Uyuşmazlık, davaya ve takibe konu olan genel kredi sözleşmesinin TBK. 583 ve 584.maddeleri gereğince geçerli olup olmadığı noktasında toplanmaktadır.
Dava ve takip dayanağı 04/02/2015 tarihli genel kredi sözleşmesine davacı tarafından dava dışı …’a kefil olma konusunda açık yetki veren Kadıköy 23. Noterliği’nin 17/02/2010 tarih ve …. yevmiye numaralı vekaletnamesine istinaden davacı adına vekaleten … tarafından imzalanan söz konusu genel kredi sözleşmesine ait kefalet sözleşmesinde TBK’nın 583. Maddesi gereği “müteselsil” kelimesi, kefalet tarihi “04/02/2015” ve kefalet limiti “600.000,00” TL adı geçen vekil tarafından elle yazılmış olduğu anlaşılmakla, kefalet sözleşmesinin şeklen geçerli olduğu kabul edilmiştir. Ne var ki işbu kefalet sözleşmesinin imzalandığı tarihte yürürlükte bulunan emredici nitelikteki TBK’nın 584. Maddesi gereği kefaletnamenin imzalandığı tarihte evli olduğu anlaşılan davacının eş rızasını içermediğinden davacının kefaleti geçersizdir. Nitekim ilk derece mahkemesince bu konuda davalı bankaya söz konusu genel kredi sözleşmesine kefalete eş rızasını içerir belgeyi sunmak üzere ön inceleme duruşmasında verilen iki haftalık kesin sürede de davalı bankaca bu eksiklik giderilmemiştir.

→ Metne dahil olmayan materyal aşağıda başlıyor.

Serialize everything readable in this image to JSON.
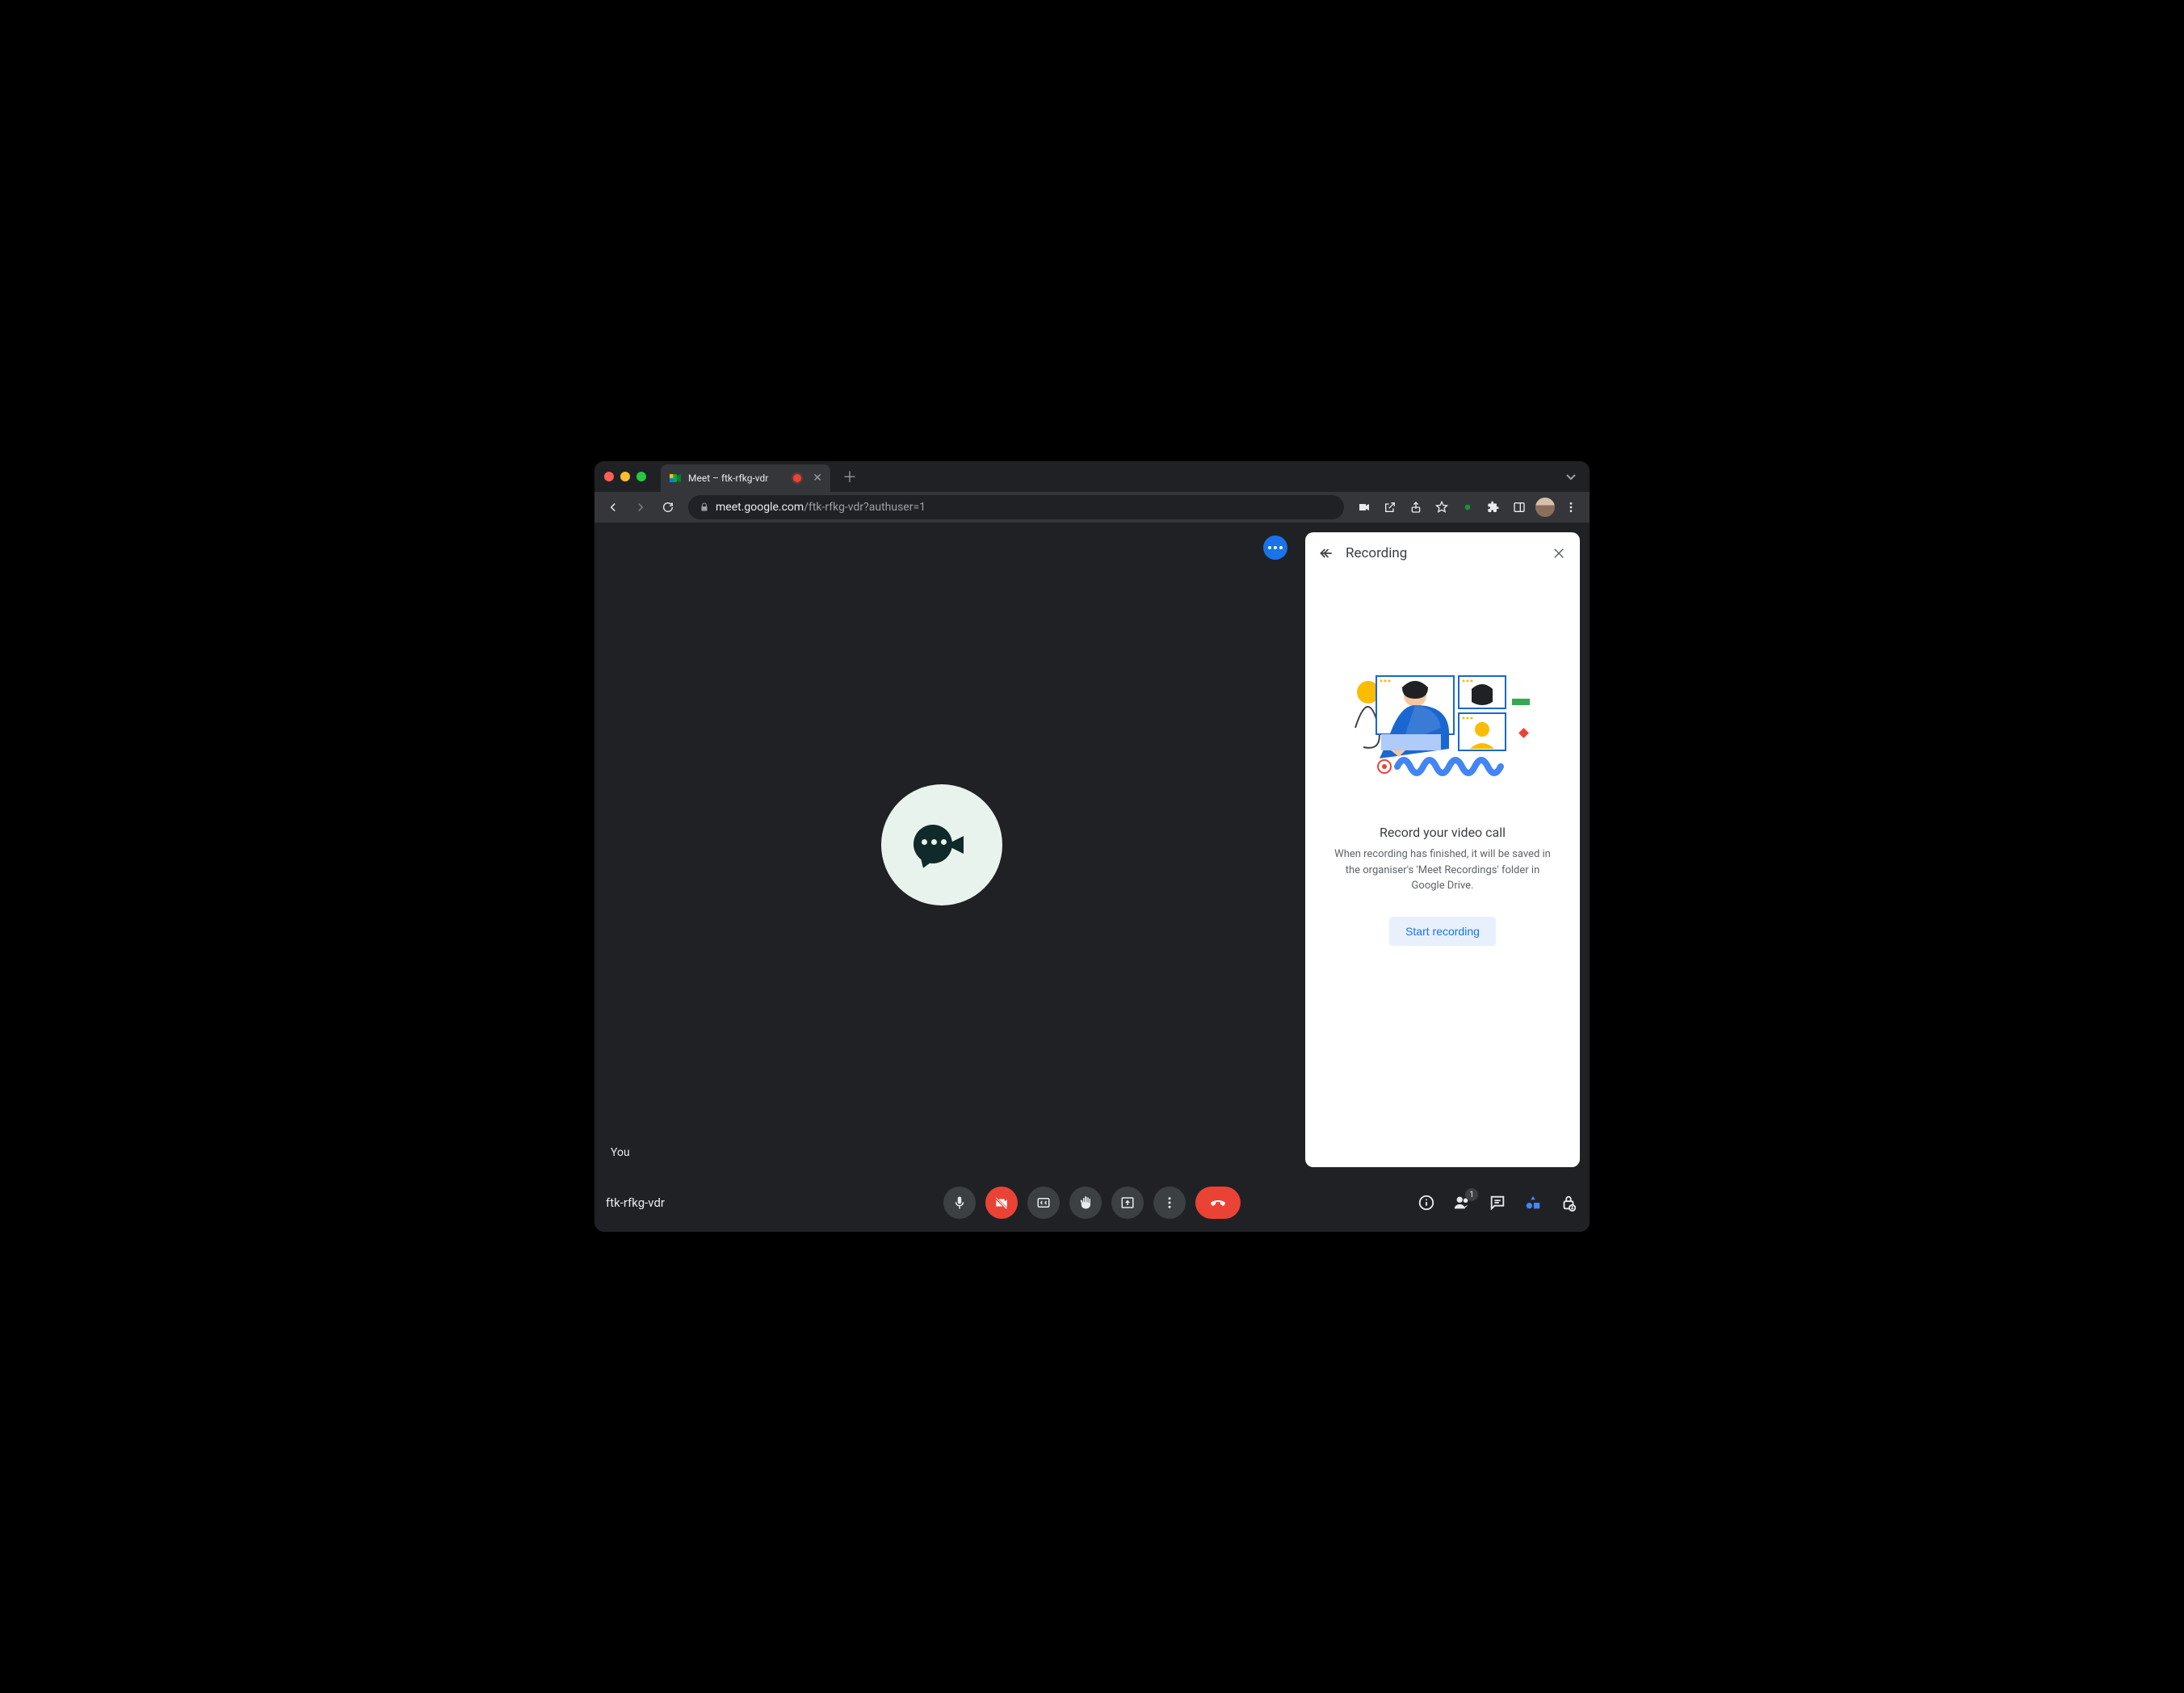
{
  "browser": {
    "tab_title": "Meet – ftk-rfkg-vdr",
    "url_host": "meet.google.com",
    "url_path": "/ftk-rfkg-vdr?authuser=1"
  },
  "meeting": {
    "self_label": "You",
    "code": "ftk-rfkg-vdr",
    "participant_count": "1"
  },
  "panel": {
    "title": "Recording",
    "heading": "Record your video call",
    "body": "When recording has finished, it will be saved in the organiser's 'Meet Recordings' folder in Google Drive.",
    "cta": "Start recording"
  }
}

Her ne kadar davalı banka bu eksikliğin giderilmemesindeki kusurun davacıya ait olduğunu ve dava dilekçesinde esasen sözleşmede kefalet imzasının bulunmadığını iddia eden davacının kötü niyetli olduğunu iddia etmiş ise de TBK’nın emredici nitelikteki 584. Maddesindeki hükmü gereği kefalet aktinin kurulduğu sırada akdin tamamlanabilmesi, geçerli olabilmesi için eş rızası alınması gerekli olduğundan, anonim şirket olarak kurulan dolayısıyla tacir olan davalı bankanın TTK’nın 18/2. Maddesi gereği basiretli davranma yükümlülüğüne aykırı bir şekilde TBK’nın emredici nitelikteki kefaletin geçerliliği için eş rızasını alma yükümlüğünü gözetmeksizin kefalet akdini imzalamasında kusur davalı bankaya aittir. Yine, kefalette eş rızasının aranmasına ilişkin bu hükmün emredici niteliği gereği mahkemece re’sen gözetilerek bulunmaması halinde somut olayda olduğu üzere kefalet sözleşmesinin geçersizliğine karar verilmesi de yerindedir.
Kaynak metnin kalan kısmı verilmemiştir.